Burden, who chronicled the collapse of her marriage in her memoir Strangers: A Memoir of Marriage, recently sat down with Molly Sims and co-host Emese Gormley on the podcast Lipstick on the Rim to speak candidly about what life looked like once the divorce was finalized.
A 12-Year-Old's Heartbreaking Request
Of their three children, two were somewhat shielded from the immediate fallout — their oldest was staying with friends, and their middle child was away at boarding school. But their youngest daughter, just 12 years old at the time, had one simple wish: a bedroom at her dad's new apartment.
"She was sending him links on Pottery Barn for her room," Burden recalled. The response she got back was not what any child should hear. Davis, according to Burden, made it clear that he was finished with that chapter of his life — the homework, the dinners, the daily routines of raising a child. He wanted none of it.
He moved into a two-bedroom apartment. The spare room became a home office.
"I Don't Want Any of It"
The distance Davis put between himself and his family didn't happen gradually. It happened like a light switch being flipped.
Shortly after leaving, he told Burden plainly: "You can have the house and the apartment. You can have custody of the kids. I don't want it. I don't want any of it."
Burden, still holding out hope that he would come to his senses, had her lawyer draw up a 50/50 custody agreement. When Davis sent it back, it had been stripped of nearly everything — no vacations, no holidays, no weeks during the summer. What remained was a single Thursday night dinner.
During their marriage, Davis had always kept his distance from the daily grind of parenting, often joking that he didn't "do bath, bed or homework." He had still been present in other ways — special outings, trips, moments that mattered. But after the divorce, even that version of fatherhood disappeared.
"Something Broke in Me"
When Sims pressed Burden on whether Davis had ever offered an explanation for his withdrawal, she shared the most honest answer he had ever given her.
"He said, 'I felt like a switch went off. Something broke in me. It's not your fault. I wish I had an answer for you.'"
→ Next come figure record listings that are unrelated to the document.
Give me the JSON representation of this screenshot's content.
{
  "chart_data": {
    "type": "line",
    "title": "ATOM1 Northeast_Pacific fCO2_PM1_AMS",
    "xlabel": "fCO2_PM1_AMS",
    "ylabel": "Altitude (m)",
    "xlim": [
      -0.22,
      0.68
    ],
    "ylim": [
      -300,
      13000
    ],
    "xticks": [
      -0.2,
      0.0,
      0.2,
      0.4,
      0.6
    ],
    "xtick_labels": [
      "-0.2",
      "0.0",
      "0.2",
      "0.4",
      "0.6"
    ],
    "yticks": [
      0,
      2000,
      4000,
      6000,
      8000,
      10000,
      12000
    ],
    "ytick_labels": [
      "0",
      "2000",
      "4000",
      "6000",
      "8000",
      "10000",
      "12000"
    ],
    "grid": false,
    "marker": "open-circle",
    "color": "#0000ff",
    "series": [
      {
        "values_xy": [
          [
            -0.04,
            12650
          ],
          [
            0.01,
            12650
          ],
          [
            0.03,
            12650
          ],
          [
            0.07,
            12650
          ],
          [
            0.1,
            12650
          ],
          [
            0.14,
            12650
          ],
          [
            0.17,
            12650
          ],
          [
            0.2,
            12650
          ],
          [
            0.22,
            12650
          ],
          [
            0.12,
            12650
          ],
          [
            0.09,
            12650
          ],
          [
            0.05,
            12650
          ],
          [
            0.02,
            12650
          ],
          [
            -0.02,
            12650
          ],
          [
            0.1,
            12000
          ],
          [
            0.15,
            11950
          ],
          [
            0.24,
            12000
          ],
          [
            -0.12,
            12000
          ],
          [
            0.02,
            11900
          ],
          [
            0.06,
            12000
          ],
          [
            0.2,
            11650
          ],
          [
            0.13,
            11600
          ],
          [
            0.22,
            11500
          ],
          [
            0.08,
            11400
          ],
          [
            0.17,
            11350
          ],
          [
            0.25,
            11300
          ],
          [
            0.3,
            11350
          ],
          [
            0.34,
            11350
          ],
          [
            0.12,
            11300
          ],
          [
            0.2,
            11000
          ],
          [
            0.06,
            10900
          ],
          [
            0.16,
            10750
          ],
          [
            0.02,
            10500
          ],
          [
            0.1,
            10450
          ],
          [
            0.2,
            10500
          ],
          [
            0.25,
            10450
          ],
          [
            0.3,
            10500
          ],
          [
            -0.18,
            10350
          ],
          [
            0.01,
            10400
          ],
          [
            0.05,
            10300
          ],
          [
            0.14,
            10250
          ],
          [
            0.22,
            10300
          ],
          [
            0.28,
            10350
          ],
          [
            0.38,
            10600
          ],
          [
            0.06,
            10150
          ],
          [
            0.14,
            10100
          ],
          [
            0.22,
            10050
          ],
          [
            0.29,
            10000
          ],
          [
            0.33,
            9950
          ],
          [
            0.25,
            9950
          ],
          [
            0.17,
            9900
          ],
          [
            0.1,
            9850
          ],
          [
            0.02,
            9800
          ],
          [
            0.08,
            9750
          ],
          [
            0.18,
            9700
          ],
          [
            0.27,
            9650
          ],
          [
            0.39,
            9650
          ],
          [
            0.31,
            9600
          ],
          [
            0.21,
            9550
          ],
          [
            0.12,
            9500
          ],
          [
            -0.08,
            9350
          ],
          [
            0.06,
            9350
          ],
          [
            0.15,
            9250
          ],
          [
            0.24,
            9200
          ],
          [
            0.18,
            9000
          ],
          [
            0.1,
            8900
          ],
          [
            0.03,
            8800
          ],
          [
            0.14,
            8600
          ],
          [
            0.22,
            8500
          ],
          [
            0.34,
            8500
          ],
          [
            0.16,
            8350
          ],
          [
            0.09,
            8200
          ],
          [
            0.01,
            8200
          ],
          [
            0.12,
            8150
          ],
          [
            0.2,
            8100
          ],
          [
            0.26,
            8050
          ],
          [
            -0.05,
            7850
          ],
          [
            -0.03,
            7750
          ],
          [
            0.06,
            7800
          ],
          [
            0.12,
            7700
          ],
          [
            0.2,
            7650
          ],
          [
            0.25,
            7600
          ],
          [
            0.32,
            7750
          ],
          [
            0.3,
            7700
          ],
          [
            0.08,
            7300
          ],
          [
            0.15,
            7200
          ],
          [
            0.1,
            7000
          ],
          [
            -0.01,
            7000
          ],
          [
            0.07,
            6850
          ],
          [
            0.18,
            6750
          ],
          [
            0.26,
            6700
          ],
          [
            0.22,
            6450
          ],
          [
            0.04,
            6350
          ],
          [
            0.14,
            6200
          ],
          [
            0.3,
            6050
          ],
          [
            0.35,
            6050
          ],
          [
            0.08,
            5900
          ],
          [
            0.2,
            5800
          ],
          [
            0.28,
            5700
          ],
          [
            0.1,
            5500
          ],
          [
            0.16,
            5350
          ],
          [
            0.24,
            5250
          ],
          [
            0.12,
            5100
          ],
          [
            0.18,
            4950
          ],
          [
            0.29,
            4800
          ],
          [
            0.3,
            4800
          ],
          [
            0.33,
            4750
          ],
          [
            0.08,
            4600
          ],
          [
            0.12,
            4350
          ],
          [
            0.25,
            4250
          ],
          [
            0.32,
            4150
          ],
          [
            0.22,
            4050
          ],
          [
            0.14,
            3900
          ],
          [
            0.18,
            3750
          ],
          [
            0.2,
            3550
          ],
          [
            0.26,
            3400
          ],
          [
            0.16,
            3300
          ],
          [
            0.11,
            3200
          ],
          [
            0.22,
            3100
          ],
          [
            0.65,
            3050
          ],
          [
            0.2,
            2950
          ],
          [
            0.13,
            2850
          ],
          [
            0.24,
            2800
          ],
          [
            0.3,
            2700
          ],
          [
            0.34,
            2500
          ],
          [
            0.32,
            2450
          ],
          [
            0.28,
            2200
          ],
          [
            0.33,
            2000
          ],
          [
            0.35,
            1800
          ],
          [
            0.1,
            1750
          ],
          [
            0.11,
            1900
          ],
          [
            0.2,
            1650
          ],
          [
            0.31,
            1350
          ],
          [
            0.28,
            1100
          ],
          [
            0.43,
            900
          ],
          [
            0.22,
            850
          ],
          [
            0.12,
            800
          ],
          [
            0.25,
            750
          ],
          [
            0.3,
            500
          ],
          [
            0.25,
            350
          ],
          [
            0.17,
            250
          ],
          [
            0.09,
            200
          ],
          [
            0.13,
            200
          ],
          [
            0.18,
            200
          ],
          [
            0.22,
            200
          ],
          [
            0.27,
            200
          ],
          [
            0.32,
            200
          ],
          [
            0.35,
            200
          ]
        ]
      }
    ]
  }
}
It wasn't much. But it was all she got.
Burden described it as watching an actor walk off a stage mid-performance. "He was playing this role of husband and father, and he wanted to play it, and he was all in. And then, like an actor on a stage, he just was like, 'I'm done with this role' — takes off the costume, leaves the stage."
The Children Are Navigating It Better Than Anyone Should Have To
Despite everything, Burden says her children have handled the situation with a maturity that both impresses and breaks her heart.
"They love him, and they're protective of him," she said. They've even learned to reach out to him on his own terms — suggesting activities he's comfortable with, like going to a hockey game — rather than asking for the kind of presence he's made clear he can't offer.
But as their mother, Burden carries the weight of having to explain an unexplainable reality to her kids. She remembers telling her youngest daughter directly: "Your dad — I don't know why — but he can't create a home for you right now. And that has to do with him, and that's not you."
For bigger moments — like when their son needed surgery — Davis did show up. But for the everyday challenges of raising children, Burden said his response was typically one of irritation rather than involvement.
A Story That Struck a Nerve
After the story was covered by The New York Times — a piece Davis reportedly signed off on — Burden noted that he seemed genuinely surprised by the public reaction. As Sims put it, "the whole world, every woman in America hates you" wasn't quite the response he had anticipated.
Burden suggested he may have simply not seen anything wrong with his choices. "You're a man, you're allowed to leave in this way," she said, describing what she believed was his mindset at the time.
Her memoir, and now this podcast appearance, suggest otherwise.